Journal 4 July 25th– ongoing Six months
During the first six months of the year I had filled three notebooks with my scribblings. For the following six months, only one notebook was needed, my impulse to write was reducing. During August through to early September I wrote as frequently as previously, mostly reflecting on the scattering of Tino’s ashes, and the feelings it aroused: “I miss my mother. I have missed her for 36 years. I’ve still been a daughter as I have Dad. But I haven’t been a daughter to a mother.” The plans for my own daughter’s imminent wedding reminded me: yet another occasion my mother is missing, the wedding of the granddaughter she never knew. Like my brother, my mother died young, aged 51 and, again like my brother, she died a few weeks before the birth of her first grandchild. Neither my brother nor my mother lived to see their grandchildren. Unbearably sad.
A strange dream: an old friend from long ago sent me a psychology textbook from Canada; highlighted in fluorescent green on one page were the words: People leave their marriages either because of something they used to have but had now lost, or because of something they had never had but now wanted. Random. But a very provocative idea. I expect I read it somewhere.

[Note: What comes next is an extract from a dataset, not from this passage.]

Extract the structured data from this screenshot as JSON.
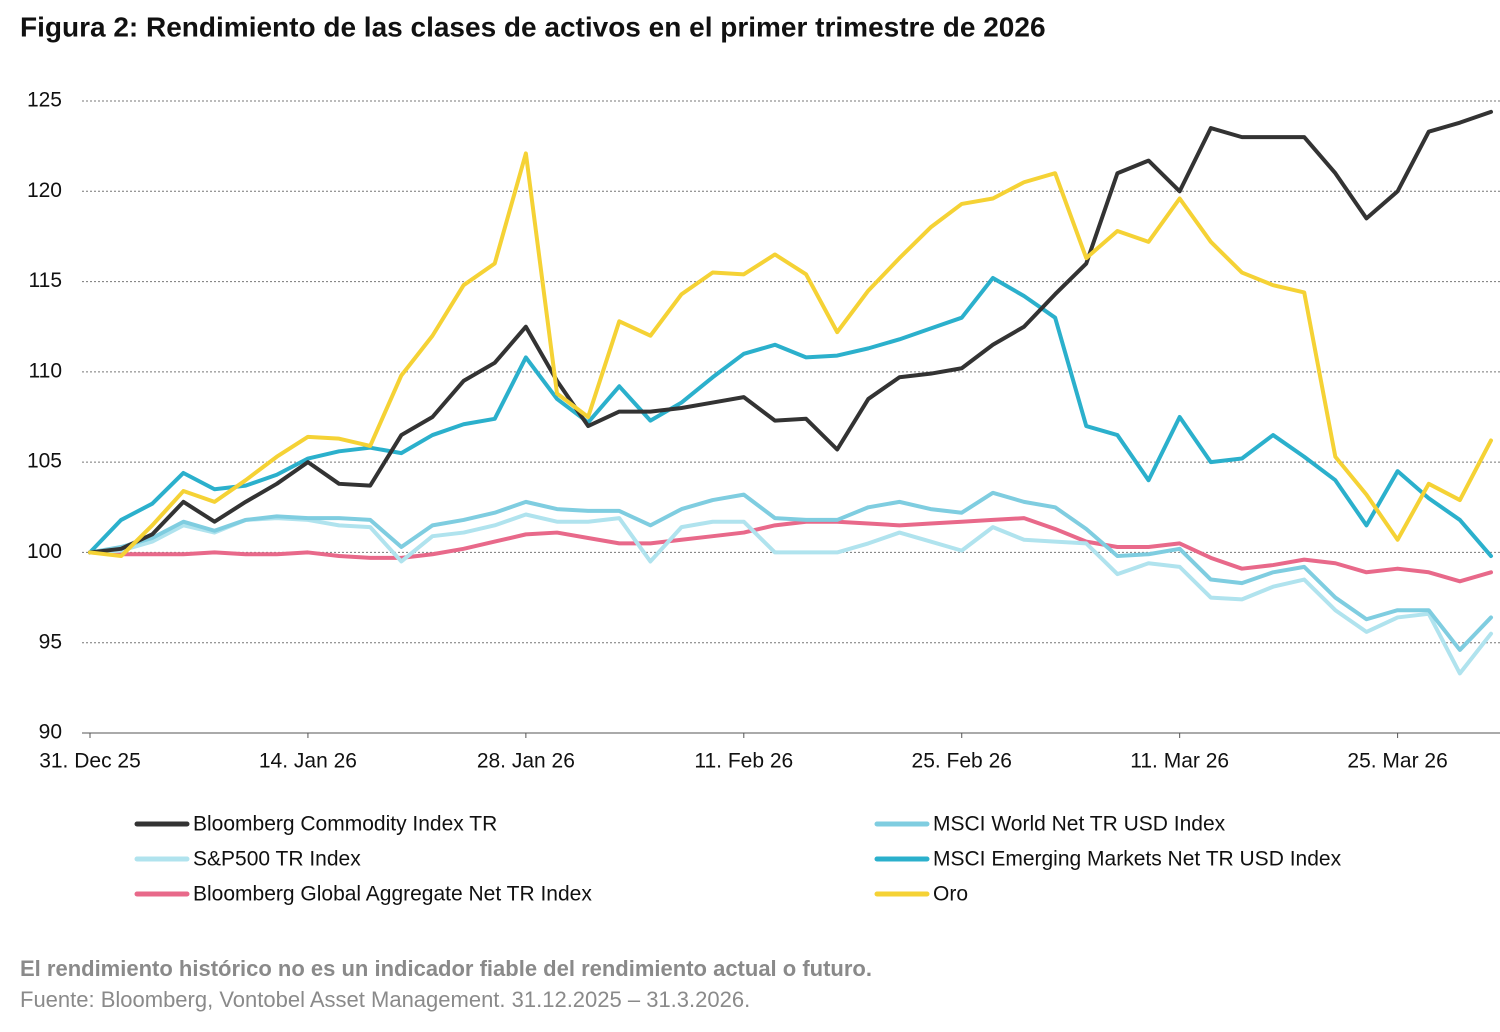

From early September to mid October (the week after my daughters wedding) I didn’t write in my journal at all. Most of my time had been absorbed by a programme of uber grooming in preparation that I had embraced with enthusiasm.
I wrote only twice in October. I had stopped reading the Red Book at the point where my understanding of it had broken down, though I’d like to try again at some point. During November I wrote once, in December thrice and in January seven times.
As I strengthen and recover my need to write in my journal is decreasing. It’s always there should I need it, and I’ll continue to use it as and when I feel like.
Journalling has nourished my soul, I feel sure of that; hopefully that’s kept dragons and devils of anger and bitterness from taking up residence in my heart. I really can see how easily that can happen in the face of grief. Journalling is such a simple process, with powerful results, I recommend it.